Au même moment, le Coq qu’il avait protégé contre le Renard apparut au bord et lui dit :
« La fée Bienfaisante ne peut rien pour toi ; cette montagne est hors de sa puissance ; mais tu m’as sauvé la vie, je veux te témoigner ma reconnaissance. Monte sur mon dos, Henri, et, foi de Coq, je te mènerai à l’autre bord. »
Henri n’hésita pas ; il se lança sur le dos du Coq, s’attendant à tomber dans l’eau ; mais il ne fut même pas mouillé, car le Coq le reçut si habilement sur son dos, qu’il s’y trouva assis aussi solidement que sur un cheval. Il se cramponna fortement à la crête du Coq, qui commença la traversée ; la rivière était si large qu’il vola pendant vingt et un jours avant d’arriver à l’autre bord, et pendant ces vingt et un jours Henri n’eut ni faim, ni soif, ni sommeil.
Quand ils furent arrivés, Henri remercia poliment le Coq, qui hérissa gracieusement ses plumes et disparut.
Un instant après, Henri se retourna, la rivière avait aussi disparu.
« C’est sans doute le génie de la montagne qui voulait m’empêcher d’arriver, dit Henri ; mais avec le secours de la fée Bienfaisante, me voici bien près d’atteindre le but. »
III
LA MOISSON
Il marcha longtemps, longtemps mais il avait beau marcher, il n’était pas plus loin du pied de la montagne ni plus près du sommet que lorsqu’il avait passé la rivière.
Un autre enfant aurait retourné sur ses pas mais le brave petit Henri ne se découragea pas, et, malgré une fatigue extrême, il marcha vingt et un jours sans avancer davantage. Au bout de ce temps, il n’était pas plus découragé qu’au premier jour.
« Dussé-je marcher cent ans, dit-il, j’irai jusqu’à ce que j’arrive en haut. »
À peine avait-il prononcé ces paroles, qu’il vit devant lui un petit Vieillard qui le regardait d’un air malin.
« Tu as donc bien envie d’arriver, petit ? lui dit-il. Que cherches-tu au haut de cette montagne ?
— La plante de vie, mon bon Monsieur, pour sauver ma bonne maman qui se meurt. »

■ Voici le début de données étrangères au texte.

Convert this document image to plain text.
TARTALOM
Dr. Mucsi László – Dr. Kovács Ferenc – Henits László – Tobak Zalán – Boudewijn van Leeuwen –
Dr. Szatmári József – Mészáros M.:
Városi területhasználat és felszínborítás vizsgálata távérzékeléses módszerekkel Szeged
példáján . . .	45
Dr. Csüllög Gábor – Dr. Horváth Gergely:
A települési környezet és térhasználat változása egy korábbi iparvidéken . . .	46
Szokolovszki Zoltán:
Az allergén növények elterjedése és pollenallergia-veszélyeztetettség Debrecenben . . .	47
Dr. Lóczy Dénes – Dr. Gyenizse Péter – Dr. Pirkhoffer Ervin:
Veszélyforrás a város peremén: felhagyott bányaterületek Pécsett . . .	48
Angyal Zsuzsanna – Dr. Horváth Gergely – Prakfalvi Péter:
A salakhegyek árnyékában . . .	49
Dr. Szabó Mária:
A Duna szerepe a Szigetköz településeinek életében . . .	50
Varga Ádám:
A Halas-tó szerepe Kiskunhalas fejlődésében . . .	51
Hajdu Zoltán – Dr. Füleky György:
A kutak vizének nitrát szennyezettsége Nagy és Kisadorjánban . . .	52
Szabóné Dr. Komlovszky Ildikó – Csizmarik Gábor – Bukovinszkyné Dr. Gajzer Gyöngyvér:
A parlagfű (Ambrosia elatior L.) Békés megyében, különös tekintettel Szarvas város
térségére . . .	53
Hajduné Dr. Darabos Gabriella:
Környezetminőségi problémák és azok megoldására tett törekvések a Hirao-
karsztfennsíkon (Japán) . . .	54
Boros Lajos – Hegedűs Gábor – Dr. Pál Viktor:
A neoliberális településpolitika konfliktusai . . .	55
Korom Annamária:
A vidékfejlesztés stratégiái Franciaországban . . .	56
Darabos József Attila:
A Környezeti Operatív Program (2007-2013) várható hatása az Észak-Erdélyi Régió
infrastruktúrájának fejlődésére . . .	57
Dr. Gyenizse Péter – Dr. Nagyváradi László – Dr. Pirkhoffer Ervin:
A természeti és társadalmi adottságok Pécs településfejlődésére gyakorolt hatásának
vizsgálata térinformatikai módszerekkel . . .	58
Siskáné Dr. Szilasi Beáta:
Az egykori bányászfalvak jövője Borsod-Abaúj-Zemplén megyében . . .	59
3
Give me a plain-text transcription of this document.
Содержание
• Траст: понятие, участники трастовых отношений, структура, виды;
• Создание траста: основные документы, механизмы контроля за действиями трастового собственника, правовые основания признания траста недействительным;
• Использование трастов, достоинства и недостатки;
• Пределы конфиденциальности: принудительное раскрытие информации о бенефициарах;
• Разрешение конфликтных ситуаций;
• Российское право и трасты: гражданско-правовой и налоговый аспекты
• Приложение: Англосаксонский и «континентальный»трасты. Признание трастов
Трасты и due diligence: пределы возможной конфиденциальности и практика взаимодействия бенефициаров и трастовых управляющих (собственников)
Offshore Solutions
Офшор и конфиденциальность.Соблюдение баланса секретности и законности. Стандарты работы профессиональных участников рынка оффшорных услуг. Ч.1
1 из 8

Le petit Vieillard hocha la tête, appuya son petit menton pointu sur la pomme d’or de sa canne, et dit, après avoir examiné longuement Henri :
« Ta physionomie douce et franche me plaît, mon garçon ; je suis un des génies de la montagne : je te laisserai avancer à condition que tu me récolteras tout mon blé, que tu le battras, que tu en feras de la farine, et que tu mettras la farine en pains. Quand tout sera récolté, battu, moulu et cuit, appelle-moi. Tu trouveras tous les ustensiles qui te seront nécessaires dans le fossé ici près de toi ; les champs de blé sont devant toi et couvrent la montagne. »
Le petit Vieillard disparut, et Henri considéra d’un œil effrayé les immenses champs de blé qui se déroulaient devant lui. Mais il surmonta bien vite ce sentiment de découragement, ôta sa veste, prit dans le fossé une faucille et se mit résolument à couper le blé. Il y passa cent quatre-vingt-quinze jours et autant de nuits.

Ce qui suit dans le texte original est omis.